Christopher Hart Chambers, d’art International, Fall/Winter 2012:

During the last few years the streets of the world have been home to a new underground art movement, and like most things, the craze is perhaps most intense in New York City, where after all, street art was born some thirty years ago. Small, mass produced stickers bedeck almost every street sign, lamppost, any available surface whatsoever –mostly in downtown Manhattan and the Brooklyn neighborhoods that girdle it – because that is where the artists are. Some stickers advertise music, stores, sneakers; anything. But many more do not overtly proclaim any message at all. They are art, their cryptic, anonymous messages open to interpretation, whether purely visual motifs or incorporating text as well.
Egon Zippel has chosen his favorites and honored them – maybe not to their makers’ liking: He has “immortalized” them by scraping them from their placement on the streets and re-affixing them to canvas. It is difficult to scrape the stickers from the streets in one clean piece; Zippel feels the weathered, fragmented effect confirms their authenticity. He experiments with different compositional strategies.

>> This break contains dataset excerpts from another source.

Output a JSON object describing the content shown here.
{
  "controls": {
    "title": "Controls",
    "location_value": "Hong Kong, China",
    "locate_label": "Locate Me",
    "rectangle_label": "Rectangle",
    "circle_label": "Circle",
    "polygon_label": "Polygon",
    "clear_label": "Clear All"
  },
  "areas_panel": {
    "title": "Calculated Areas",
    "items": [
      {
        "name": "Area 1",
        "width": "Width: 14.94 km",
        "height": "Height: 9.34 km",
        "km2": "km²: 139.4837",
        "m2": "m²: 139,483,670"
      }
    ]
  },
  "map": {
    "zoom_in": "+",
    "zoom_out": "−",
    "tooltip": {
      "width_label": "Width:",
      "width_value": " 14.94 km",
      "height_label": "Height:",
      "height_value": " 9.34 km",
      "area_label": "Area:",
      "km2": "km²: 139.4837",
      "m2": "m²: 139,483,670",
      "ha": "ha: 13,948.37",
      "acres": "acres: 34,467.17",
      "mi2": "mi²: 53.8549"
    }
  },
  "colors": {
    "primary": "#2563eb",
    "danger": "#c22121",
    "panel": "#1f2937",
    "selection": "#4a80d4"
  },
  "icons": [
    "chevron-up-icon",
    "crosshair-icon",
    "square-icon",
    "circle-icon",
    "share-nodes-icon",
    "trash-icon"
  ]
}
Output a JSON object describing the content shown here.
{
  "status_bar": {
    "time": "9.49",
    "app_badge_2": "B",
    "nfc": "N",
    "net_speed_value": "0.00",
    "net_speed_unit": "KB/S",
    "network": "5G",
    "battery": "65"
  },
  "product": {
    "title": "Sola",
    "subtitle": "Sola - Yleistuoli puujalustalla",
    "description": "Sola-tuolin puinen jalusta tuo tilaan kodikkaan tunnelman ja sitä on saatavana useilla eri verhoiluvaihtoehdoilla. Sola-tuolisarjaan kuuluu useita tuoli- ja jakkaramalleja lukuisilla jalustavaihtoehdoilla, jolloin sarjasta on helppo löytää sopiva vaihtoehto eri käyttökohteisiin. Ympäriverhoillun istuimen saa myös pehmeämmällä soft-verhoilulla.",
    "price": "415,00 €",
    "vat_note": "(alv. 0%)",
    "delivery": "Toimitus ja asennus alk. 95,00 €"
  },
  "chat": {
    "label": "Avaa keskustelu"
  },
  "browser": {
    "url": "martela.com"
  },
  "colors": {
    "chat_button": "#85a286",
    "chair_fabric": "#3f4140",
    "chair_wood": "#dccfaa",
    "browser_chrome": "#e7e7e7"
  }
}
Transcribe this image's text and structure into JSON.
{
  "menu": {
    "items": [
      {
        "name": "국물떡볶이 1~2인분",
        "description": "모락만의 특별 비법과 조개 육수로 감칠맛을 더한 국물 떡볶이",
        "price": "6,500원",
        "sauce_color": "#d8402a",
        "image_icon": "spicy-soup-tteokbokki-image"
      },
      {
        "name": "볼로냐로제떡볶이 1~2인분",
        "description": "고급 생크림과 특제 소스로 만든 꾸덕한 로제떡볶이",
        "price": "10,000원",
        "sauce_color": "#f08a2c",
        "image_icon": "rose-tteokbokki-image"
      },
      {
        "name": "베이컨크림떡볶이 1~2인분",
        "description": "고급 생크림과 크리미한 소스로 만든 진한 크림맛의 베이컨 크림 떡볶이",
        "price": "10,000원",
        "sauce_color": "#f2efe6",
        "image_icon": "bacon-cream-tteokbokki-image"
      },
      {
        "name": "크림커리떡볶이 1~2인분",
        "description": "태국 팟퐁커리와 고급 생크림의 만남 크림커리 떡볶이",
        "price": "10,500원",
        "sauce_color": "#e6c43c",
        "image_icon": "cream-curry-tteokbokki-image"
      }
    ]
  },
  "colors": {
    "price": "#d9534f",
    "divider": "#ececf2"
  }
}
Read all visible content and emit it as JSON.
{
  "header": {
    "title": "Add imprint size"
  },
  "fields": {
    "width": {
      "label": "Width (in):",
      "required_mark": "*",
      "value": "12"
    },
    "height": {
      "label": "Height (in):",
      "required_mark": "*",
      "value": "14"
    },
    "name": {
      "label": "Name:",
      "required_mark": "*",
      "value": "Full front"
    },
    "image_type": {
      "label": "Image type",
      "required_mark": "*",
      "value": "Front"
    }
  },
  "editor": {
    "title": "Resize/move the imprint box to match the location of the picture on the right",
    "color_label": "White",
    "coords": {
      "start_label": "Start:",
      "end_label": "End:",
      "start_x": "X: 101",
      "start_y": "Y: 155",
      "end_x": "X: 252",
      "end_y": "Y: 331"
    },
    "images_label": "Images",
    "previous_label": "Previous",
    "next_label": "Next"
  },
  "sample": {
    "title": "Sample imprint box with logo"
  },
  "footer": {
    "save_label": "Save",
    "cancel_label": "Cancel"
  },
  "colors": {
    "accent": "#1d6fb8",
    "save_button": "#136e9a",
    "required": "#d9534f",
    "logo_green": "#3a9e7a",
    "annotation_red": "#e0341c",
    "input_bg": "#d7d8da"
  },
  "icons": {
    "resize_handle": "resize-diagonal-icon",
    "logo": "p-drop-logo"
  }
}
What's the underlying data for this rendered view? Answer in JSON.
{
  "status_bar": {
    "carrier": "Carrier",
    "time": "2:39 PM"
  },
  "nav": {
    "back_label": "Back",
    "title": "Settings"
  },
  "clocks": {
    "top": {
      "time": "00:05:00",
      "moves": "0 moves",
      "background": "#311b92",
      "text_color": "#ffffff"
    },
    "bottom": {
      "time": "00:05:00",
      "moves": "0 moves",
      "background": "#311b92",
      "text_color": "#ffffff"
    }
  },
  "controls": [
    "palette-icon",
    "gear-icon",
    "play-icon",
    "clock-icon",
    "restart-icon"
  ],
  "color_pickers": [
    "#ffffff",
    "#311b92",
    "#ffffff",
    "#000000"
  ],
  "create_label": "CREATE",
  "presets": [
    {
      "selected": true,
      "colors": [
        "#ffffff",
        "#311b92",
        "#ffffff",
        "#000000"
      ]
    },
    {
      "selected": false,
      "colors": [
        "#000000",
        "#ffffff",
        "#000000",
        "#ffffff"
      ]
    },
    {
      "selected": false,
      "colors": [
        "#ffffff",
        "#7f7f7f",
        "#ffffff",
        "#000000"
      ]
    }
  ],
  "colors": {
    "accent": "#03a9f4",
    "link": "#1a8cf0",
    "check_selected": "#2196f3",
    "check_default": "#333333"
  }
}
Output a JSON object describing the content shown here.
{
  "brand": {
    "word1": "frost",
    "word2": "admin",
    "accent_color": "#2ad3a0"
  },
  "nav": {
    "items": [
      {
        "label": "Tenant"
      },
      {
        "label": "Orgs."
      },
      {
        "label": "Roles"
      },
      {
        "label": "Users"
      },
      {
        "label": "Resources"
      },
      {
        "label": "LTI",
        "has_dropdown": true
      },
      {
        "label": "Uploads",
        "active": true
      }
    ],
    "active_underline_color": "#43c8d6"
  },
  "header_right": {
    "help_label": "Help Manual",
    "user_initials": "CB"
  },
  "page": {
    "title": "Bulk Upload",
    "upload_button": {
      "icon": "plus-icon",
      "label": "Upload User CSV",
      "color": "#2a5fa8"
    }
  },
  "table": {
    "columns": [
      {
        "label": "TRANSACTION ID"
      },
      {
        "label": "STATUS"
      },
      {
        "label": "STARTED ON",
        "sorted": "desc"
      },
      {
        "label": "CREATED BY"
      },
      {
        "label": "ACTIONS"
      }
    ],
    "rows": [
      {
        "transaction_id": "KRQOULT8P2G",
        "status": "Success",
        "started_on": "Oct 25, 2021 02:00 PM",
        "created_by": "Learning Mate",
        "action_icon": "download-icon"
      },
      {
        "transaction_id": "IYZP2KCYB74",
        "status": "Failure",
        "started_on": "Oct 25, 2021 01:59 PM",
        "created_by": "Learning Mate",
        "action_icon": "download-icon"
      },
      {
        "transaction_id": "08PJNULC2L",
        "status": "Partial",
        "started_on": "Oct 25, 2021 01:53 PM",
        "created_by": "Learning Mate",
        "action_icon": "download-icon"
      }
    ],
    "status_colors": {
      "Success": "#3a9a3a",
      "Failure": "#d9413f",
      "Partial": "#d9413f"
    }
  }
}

Some canvases are devoted wholly to numerous repetitions of the same sticker, pasted all over like a fabric design, others incorporate several different ones in a sunburst formation.
The work straddles numerous fences and encompasses several categories: Painting, conceptual art, and collage all come into play as he vandalizes the vandals. Yet, Zippel has “immortalized” the stickers by scraping them from their ephemeral placements on city streets and re-affixing them to canvas. Weathered and tattered, fragmented and battered, he feels that their war-torn condition confirms their authenticity. With a multi-edged blade Egon Zippel has developed a new twist on urban archeology.

Excerpts from an Interview (NYC 2012, by Lin QUIK Felton)

LF: One has seen your work morph frequently and radically over the years. How do you view your creative self today?
EZ: I am a traditional HUNTER and GATHERER. I used to go for mushrooms and berries. Now it’s stickers.
LF: Is it painting or conceptual art?
EZ: Does it matter? I enjoy roaming and stalking the cacophonous streets, sometimes in the wee hours of Manhattan’s pre-dawn, equipped with my ever-trusty and sturdy ladder. I’m hunting tags and stickers that tumble and visually rumble across the borough’s urban crust.
LF: How do these new works take form and represent this reflection of man’s primitive nature to roam, stalk, hunt and gather?
EZ: I DEVANDALIZE and PRESERVE. To formulate my idyllic street harvest into art, I manipulate the tags and stickers as painting. Or to say it with simpler words: I’m having fun painting with the paint the city provides. Ah, and yes: too much is not enough!